In the nine months of its current financial year to 31 December 2015, Honda’s global motorcycle presence impressively outclassed the much bigger Honda car business, despite a decrease in bike sales volume.

The total number of Honda-branded bikes and ATVs sold worldwide in this period fell by 3% to 12.882 million units. Within that, machines built by wholly-owned subsidiaries rather than joint ventures dropped by a far more marginal 0.1% to 7.939 million units.

Decline was driven by emerging markets. In Asia, weaker Chinese and Indonesian sales were responsible for a 2% fall to 11.39 million units. In “other regions” — principally Latin America — numbers were down by 16.6% to 988,000 units.

However, premium-priced products in developed markets easily overcame any shortfall. North America was up by 8.9% to 219,000 units and Europe added 5.8% to 147,000 units.

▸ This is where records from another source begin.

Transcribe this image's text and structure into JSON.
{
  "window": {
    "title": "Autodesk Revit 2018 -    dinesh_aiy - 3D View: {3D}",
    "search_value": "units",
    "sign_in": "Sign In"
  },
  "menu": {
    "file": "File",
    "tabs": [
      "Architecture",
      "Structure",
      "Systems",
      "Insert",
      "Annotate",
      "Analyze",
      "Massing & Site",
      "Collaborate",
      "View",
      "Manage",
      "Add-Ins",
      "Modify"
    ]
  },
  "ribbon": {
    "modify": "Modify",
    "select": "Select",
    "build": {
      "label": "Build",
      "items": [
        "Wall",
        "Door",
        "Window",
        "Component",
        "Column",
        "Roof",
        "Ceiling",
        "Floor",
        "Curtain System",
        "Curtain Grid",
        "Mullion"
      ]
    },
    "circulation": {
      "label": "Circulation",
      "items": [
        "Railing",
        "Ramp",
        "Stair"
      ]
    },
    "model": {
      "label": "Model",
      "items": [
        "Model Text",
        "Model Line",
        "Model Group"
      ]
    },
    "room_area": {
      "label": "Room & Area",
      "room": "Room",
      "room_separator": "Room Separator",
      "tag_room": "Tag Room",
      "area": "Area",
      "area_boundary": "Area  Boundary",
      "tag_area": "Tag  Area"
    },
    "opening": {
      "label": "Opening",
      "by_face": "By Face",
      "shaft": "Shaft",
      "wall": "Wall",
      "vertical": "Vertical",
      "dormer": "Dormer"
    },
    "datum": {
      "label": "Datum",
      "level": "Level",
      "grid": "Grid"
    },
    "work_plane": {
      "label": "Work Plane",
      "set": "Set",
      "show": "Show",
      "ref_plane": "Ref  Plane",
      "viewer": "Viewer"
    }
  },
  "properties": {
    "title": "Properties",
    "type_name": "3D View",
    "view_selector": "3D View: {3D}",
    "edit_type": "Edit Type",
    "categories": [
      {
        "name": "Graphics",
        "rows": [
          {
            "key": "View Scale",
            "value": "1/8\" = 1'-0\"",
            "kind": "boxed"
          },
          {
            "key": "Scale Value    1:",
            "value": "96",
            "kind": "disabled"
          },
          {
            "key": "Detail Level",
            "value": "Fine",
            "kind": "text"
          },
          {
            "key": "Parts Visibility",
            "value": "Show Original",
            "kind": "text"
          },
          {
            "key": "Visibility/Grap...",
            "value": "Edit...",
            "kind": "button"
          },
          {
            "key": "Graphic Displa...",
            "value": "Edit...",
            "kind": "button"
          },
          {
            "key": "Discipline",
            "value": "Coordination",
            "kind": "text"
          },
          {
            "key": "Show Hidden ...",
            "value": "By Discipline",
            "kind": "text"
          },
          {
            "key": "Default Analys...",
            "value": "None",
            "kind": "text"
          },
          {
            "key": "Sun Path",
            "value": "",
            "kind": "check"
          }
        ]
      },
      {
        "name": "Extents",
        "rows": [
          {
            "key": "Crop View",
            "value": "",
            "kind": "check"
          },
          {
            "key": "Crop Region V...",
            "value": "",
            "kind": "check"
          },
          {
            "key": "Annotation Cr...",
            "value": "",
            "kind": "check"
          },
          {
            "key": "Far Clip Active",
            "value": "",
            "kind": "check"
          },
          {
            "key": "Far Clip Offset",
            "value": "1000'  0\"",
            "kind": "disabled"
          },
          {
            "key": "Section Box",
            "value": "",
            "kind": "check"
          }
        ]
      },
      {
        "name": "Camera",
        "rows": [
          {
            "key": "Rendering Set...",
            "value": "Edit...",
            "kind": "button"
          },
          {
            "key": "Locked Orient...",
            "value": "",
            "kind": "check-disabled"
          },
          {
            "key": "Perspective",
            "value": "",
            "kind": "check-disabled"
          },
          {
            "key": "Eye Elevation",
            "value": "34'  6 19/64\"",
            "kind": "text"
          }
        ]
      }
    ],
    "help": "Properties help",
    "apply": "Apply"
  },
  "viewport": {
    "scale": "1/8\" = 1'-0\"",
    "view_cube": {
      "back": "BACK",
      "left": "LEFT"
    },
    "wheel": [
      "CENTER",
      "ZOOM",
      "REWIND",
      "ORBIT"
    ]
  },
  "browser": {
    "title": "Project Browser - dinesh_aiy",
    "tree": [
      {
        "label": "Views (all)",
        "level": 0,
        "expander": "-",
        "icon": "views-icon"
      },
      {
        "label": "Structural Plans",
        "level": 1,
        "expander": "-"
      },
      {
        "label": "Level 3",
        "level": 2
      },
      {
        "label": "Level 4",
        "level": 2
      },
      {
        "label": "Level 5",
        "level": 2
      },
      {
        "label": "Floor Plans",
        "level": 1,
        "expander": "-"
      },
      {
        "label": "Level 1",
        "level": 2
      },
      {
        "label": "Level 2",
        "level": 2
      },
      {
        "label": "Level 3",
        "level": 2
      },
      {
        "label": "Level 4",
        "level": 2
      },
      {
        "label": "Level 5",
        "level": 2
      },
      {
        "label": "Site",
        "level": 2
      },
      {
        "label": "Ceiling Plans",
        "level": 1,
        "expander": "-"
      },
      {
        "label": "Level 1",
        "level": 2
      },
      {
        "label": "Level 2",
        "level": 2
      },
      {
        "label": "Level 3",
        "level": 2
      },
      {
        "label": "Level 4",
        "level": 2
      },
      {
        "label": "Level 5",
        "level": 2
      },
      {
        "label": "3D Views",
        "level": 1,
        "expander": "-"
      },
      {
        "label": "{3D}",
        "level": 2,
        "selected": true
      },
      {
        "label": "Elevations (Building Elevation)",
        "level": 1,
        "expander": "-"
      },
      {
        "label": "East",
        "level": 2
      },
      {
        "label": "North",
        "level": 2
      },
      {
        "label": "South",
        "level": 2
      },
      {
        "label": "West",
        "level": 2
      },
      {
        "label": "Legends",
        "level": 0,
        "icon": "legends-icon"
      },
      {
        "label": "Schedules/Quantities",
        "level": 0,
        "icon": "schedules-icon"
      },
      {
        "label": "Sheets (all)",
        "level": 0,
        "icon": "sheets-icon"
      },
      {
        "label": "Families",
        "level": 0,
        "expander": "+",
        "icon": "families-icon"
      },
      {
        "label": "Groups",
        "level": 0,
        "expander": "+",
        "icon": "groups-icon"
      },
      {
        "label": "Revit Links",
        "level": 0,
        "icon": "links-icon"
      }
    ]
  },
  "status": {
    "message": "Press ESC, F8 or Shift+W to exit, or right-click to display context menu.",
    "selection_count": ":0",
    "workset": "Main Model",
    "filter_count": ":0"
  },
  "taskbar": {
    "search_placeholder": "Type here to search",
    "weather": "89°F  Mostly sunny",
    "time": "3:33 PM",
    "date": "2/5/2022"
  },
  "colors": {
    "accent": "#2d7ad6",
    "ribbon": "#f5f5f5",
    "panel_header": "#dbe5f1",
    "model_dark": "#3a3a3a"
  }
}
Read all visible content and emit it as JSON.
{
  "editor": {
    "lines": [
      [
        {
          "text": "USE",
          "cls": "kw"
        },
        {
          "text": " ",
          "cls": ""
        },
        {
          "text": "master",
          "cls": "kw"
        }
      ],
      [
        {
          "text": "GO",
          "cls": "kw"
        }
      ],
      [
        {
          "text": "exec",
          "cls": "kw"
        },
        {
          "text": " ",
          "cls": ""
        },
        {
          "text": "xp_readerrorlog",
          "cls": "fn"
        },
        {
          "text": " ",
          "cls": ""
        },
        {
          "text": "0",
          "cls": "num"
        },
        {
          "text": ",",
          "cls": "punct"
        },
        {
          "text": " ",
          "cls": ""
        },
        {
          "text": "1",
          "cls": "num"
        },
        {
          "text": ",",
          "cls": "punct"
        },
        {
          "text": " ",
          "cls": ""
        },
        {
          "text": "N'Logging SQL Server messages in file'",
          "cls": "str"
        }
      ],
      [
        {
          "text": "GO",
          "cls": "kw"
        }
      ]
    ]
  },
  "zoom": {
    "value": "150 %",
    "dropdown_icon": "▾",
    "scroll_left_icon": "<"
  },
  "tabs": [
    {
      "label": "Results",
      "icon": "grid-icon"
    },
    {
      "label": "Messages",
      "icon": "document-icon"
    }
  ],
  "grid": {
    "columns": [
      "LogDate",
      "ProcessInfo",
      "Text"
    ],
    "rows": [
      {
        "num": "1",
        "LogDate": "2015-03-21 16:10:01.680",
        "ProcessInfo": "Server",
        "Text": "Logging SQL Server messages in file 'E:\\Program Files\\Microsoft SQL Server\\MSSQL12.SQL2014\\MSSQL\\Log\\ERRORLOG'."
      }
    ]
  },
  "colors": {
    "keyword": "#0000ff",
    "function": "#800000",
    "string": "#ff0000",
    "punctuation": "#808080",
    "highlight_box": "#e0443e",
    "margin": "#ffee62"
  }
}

Consequentially, total revenue for the sector rose by 2.8% to £7.93bn. Associated operating profit was up by 11.1% to £893m. Operating margin improved from 10.4% to 11.3%.

In sharp contrast, operating profit from cars sank by 10%, down to just £1.55bn — even though it was based on an improved revenue almost six times bigger than bikes at £46.64bn. And Honda’s already anaemic operating margin on cars got even thinner, falling from 4.1% to 3.3%.